Clark was launched 15 October 1935 by Bethlehem Shipbuilding Corporation's Fore River Shipyard, Quincy, Massachusetts; sponsored by Mrs. S. Robinson; and commissioned 20 May 1936, Commander H. Thebaud in command.

==Service history==
Clarks prewar service included operations on the Atlantic coast, in the Caribbean, and from Pearl Harbor, her home port from 1 April 1940. From 3 March to 10 April 1941, she joined in a cruise to Samoa, Australia, and Fiji. At the outbreak of World War II, she lay in overhaul at San Diego, California.
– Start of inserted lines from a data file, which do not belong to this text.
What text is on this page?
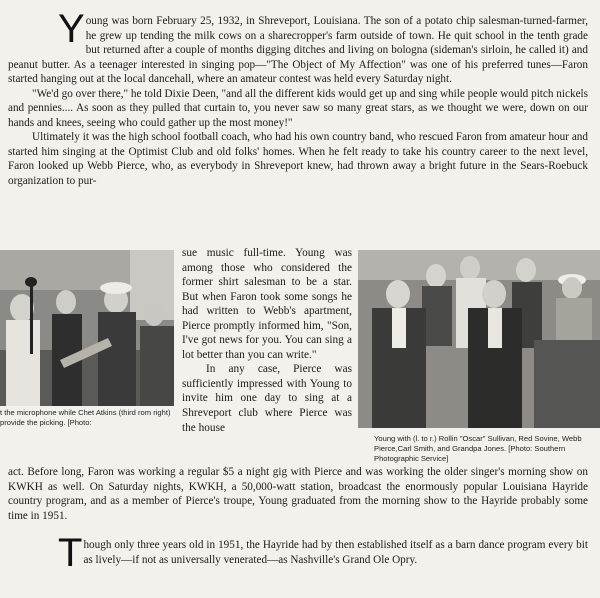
Young was born February 25, 1932, in Shreveport, Louisiana. The son of a potato chip salesman-turned-farmer, he grew up tending the milk cows on a sharecropper's farm outside of town. He quit school in the tenth grade but returned after a couple of months digging ditches and living on bologna (sideman's sirloin, he called it) and peanut butter. As a teenager interested in singing pop—"The Object of My Affection" was one of his preferred tunes—Faron started hanging out at the local dancehall, where an amateur contest was held every Saturday night.
"We'd go over there," he told Dixie Deen, "and all the different kids would get up and sing while people would pitch nickels and pennies.... As soon as they pulled that curtain to, you never saw so many great stars, as we thought we were, down on our hands and knees, seeing who could gather up the most money!"
Ultimately it was the high school football coach, who had his own country band, who rescued Faron from amateur hour and started him singing at the Optimist Club and old folks' homes. When he felt ready to take his country career to the next level, Faron looked up Webb Pierce, who, as everybody in Shreveport knew, had thrown away a bright future in the Sears-Roebuck organization to pur-
sue music full-time. Young was among those who considered the former shirt salesman to be a star. But when Faron took some songs he had written to Webb's apartment, Pierce promptly informed him, "Son, I've got news for you. You can sing a lot better than you can write."
In any case, Pierce was sufficiently impressed with Young to invite him one day to sing at a Shreveport club where Pierce was the house
t the microphone while Chet Atkins (third rom right) provide the picking. [Photo:
Young with (l. to r.) Rollin "Oscar" Sullivan, Red Sovine, Webb Pierce,Carl Smith, and Grandpa Jones. [Photo: Southern Photographic Service]
act. Before long, Faron was working a regular $5 a night gig with Pierce and was working the older singer's morning show on KWKH as well. On Saturday nights, KWKH, a 50,000-watt station, broadcast the enormously popular Louisiana Hayride country program, and as a member of Pierce's troupe, Young graduated from the morning show to the Hayride probably some time in 1951.
Though only three years old in 1951, the Hayride had by then established itself as a barn dance program every bit as lively—if not as universally venerated—as Nashville's Grand Ole Opry.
Clark departed the west coast 27 December, escorted two convoys to Pearl Harbor, then took up antisubmarine patrol off Pago Pago, Samoa, and in February and March 1942 joined a carrier task force for air raids on New Guinea

===World War II===
From April through May 1942, Clark escorted four convoys on their passage between Pearl Harbor and San Francisco, California, continuing to Midway on the last. She returned to San Diego and Balboa, where she joined the escort of a convoy bound for Wellington, New Zealand. Between 12 August and 8 September, she sailed out of Nouméa, New Caledonia, screening oilers fueling carrier task forces, and then returned to Auckland for a month of duty escorting convoys from New Zealand to South Pacific island bases. After a final month of local escort and patrol duty at Nouméa, Clark sailed 11 December 1942 to report at Balboa as flagship for Commander, Southeast Pacific Force.

Until 10 August 1944, Clark patrolled out of various South American ports, sailing then for an east coast overhaul. Between 4 September 1944 and 11 April 1945, she guarded the passage of six transatlantic convoys to ports in the United Kingdom and France.

On 15 June 1945, she arrived at Philadelphia, Pennsylvania, where she was decommissioned 23 October 1945 and scrapped 29 March 1946.

==Awards==
Clark received two battle stars for World War II service.